I collected a list of abstracts from online news websites and manually labelled them, by topic, using their original labels (e.g., politics, entertainment, sports, finance, etc.). Now I want to compare the similarity in word usage in abstracts between any two topics (say, abstracts labelled "politics" vs. those labelled under "finance"); however, because the number of news abstracts fall under each topic differ and the word length between any two abstracts also differ, which makes calculating document-by-document cosine similarity difficult.
So what I did was to reference the text2vec
vignette by dividing my example data by topic, parsing and stemming them, vectorizing the tokens in each abstract (i.e., the row entry) and building the dtm to create the vector space for comparison.
While the methods listed in text2vec
vignette are straightforward, the outputs are generated in matrix format. I am wondering if there's any way to get a single similarity measure (say, something between 0 and 1 or (-1, 1)) between any two sets of documents labelled under two different topics?
I provide my current code at below, a small 9-row data of news abstract that fall under 3 distinct topics are also provided (note that the number of documents belonging to each topic and their word length are all different: news pertaining to the topic "sports" have two entries, topic "politics" has four entries, and topic "finance" has three entries). Don't expect to get meaningful similarity result from such small data, it only serves as an example.
It will be really appreciated if someone could point out ways to modify from my existing code and get a single pair-wise similarity measure between any two topics.
# load required packages
library(foreign)
library(stringr)
library(text2vec)
news <- read.csv("https://www.dropbox.com/s/rikduji15mr5o89/news.csv?dl=1")
names(news)[1] <- "text"
as.character(news$text)
names(news)[2] <- "topic"
as.character(news$topic)
news$topic <- c(1, 1, 2, 2, 2, 2, 3, 3, 3)
prep_fun = function(x) {
x %>%
# make text lower case
str_to_lower %>%
# remove non-alphanumeric symbols
str_replace_all("[^[:alnum:]]", " ") %>%
# collapse multiple spaces
str_replace_all("\\s+", " ")
}
news$text_clean = prep_fun(news$text)
df <- news[c("topic", "text_clean")]
doc_set_1 <- df[which(df$topic==1), ]
doc_set_2 <- df[which(df$topic==2), ]
doc_set_3 <- df[which(df$topic==3), ]
it1 = itoken(doc_set_1$text_clean, progressbar = FALSE)

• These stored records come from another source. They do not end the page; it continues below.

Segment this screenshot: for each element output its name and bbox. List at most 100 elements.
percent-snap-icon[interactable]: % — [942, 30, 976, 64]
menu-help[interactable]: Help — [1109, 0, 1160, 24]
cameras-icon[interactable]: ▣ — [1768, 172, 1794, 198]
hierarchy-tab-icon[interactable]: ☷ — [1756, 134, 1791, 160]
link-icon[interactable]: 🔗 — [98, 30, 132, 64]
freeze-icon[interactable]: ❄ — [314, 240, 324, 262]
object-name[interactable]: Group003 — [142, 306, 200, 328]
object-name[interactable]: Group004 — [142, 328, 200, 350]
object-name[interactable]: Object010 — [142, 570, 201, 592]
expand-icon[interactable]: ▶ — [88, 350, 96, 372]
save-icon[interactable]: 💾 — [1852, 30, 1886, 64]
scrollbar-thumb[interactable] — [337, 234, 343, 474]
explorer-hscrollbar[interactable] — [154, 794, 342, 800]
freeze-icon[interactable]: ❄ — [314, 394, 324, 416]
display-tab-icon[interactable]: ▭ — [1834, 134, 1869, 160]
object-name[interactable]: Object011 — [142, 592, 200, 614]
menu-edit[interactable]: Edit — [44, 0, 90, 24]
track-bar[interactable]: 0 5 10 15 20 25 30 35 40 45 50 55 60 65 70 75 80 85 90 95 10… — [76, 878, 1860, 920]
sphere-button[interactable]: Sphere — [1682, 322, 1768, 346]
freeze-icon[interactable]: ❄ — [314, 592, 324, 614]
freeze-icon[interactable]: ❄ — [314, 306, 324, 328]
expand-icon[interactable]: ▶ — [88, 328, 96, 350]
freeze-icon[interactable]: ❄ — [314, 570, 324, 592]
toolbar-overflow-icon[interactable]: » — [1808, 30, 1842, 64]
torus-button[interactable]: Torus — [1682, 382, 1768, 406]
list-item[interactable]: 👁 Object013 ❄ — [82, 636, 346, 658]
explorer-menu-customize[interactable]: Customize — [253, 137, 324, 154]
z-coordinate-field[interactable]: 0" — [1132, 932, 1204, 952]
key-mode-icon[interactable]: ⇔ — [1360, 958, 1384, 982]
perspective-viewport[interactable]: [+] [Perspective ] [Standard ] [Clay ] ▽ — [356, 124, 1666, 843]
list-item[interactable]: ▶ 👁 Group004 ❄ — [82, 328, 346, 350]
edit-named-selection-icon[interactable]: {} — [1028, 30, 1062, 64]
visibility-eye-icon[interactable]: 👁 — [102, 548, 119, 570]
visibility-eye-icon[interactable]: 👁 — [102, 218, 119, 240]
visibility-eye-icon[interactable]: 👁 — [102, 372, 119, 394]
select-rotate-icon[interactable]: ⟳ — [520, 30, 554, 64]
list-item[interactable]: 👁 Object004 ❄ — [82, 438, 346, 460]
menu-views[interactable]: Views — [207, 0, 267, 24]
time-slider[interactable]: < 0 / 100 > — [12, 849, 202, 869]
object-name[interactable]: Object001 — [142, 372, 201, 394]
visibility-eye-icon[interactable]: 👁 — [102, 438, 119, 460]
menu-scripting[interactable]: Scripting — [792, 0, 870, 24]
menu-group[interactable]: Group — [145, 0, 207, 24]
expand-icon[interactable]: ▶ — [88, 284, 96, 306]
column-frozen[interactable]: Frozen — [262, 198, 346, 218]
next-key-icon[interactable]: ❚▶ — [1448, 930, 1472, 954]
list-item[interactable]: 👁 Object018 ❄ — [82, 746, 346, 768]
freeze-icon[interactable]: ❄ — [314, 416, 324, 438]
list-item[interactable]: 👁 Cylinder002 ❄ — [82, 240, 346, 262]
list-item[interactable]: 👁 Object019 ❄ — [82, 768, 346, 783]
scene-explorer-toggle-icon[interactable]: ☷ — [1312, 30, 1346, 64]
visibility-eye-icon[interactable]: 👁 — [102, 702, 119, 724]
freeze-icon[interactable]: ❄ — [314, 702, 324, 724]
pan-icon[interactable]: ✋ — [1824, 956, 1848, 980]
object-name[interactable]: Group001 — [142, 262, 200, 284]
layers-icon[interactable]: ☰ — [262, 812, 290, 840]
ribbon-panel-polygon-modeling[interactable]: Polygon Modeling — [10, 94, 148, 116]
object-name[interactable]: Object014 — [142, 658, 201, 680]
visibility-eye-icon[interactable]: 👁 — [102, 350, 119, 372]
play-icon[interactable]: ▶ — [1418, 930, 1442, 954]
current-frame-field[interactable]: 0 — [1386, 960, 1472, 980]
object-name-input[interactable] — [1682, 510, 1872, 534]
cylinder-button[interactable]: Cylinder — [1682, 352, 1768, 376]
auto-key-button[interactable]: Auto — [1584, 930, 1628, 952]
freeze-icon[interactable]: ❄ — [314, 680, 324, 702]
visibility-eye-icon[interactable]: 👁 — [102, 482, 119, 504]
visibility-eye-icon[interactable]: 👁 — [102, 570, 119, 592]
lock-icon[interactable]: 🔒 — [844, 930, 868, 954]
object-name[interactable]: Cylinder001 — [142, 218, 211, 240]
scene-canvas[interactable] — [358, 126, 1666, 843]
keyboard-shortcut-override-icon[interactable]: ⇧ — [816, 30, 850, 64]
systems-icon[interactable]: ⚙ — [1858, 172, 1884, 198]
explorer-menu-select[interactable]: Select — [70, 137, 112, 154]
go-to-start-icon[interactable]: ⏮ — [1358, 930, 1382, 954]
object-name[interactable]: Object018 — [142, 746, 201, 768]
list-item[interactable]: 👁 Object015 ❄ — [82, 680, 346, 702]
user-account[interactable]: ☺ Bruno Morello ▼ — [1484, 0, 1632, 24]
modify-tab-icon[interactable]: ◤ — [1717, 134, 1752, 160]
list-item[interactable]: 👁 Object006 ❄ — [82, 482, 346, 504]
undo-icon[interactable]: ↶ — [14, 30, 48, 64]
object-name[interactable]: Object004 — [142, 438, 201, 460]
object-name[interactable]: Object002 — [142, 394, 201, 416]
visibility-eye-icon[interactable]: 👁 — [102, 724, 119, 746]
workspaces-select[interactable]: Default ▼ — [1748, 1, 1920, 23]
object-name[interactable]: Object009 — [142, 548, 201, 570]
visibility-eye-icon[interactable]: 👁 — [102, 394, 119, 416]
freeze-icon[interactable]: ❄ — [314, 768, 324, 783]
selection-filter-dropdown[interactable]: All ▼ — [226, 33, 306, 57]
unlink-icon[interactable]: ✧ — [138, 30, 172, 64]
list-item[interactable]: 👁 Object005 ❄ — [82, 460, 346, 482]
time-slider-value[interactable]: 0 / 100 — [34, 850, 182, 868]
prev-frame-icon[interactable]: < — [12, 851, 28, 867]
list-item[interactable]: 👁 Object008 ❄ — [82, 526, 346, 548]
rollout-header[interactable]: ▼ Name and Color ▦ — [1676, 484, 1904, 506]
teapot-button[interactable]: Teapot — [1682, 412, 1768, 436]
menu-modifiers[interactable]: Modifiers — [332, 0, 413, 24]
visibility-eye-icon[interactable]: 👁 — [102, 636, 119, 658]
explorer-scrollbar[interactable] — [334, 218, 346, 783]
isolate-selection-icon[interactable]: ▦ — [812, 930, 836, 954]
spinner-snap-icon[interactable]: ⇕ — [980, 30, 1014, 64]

it2 = itoken(doc_set_2$text_clean, progressbar = FALSE)
it3 = itoken(doc_set_3$text_clean, progressbar = FALSE)
it = itoken(df$text_clean, progressbar = FALSE)
v = create_vocabulary(it)
# %>% prune_vocabulary(doc_proportion_max = 0.1, term_count_min = 5)
vectorizer = vocab_vectorizer(v)
dtm1 = create_dtm(it1, vectorizer)
dtm2 = create_dtm(it2, vectorizer)
dtm3 = create_dtm(it3, vectorizer)
# calculate jaccard distance
d1_d2_jac_sim = sim2(dtm1, dtm2, method = "jaccard", norm = "none")
d2_d3_jac_sim = sim2(dtm2, dtm3, method = "jaccard", norm = "none")
d1_d3_jac_sim = sim2(dtm1, dtm3, method = "jaccard", norm = "none")
# calculate cosine distance
d1_d2_cos_sim = sim2(dtm1, dtm2, method = "cosine", norm = "l2")
d2_d3_cos_sim = sim2(dtm2, dtm3, method = "cosine", norm = "l2")
d1_d3_cos_sim = sim2(dtm1, dtm3, method = "cosine", norm = "l2")
# calculate cosine distance adjusted for tf-idf
dtm = create_dtm(it, vectorizer)
tfidf = TfIdf$new()
dtm_tfidf = fit_transform(dtm, tfidf)
d1_d2_tfidf_cos_sim = sim2(x = dtm_tfidf, method = "cosine", norm = "l2")
# any way to get tfidf_cos_sim for (d1, d3), (d2, d3)?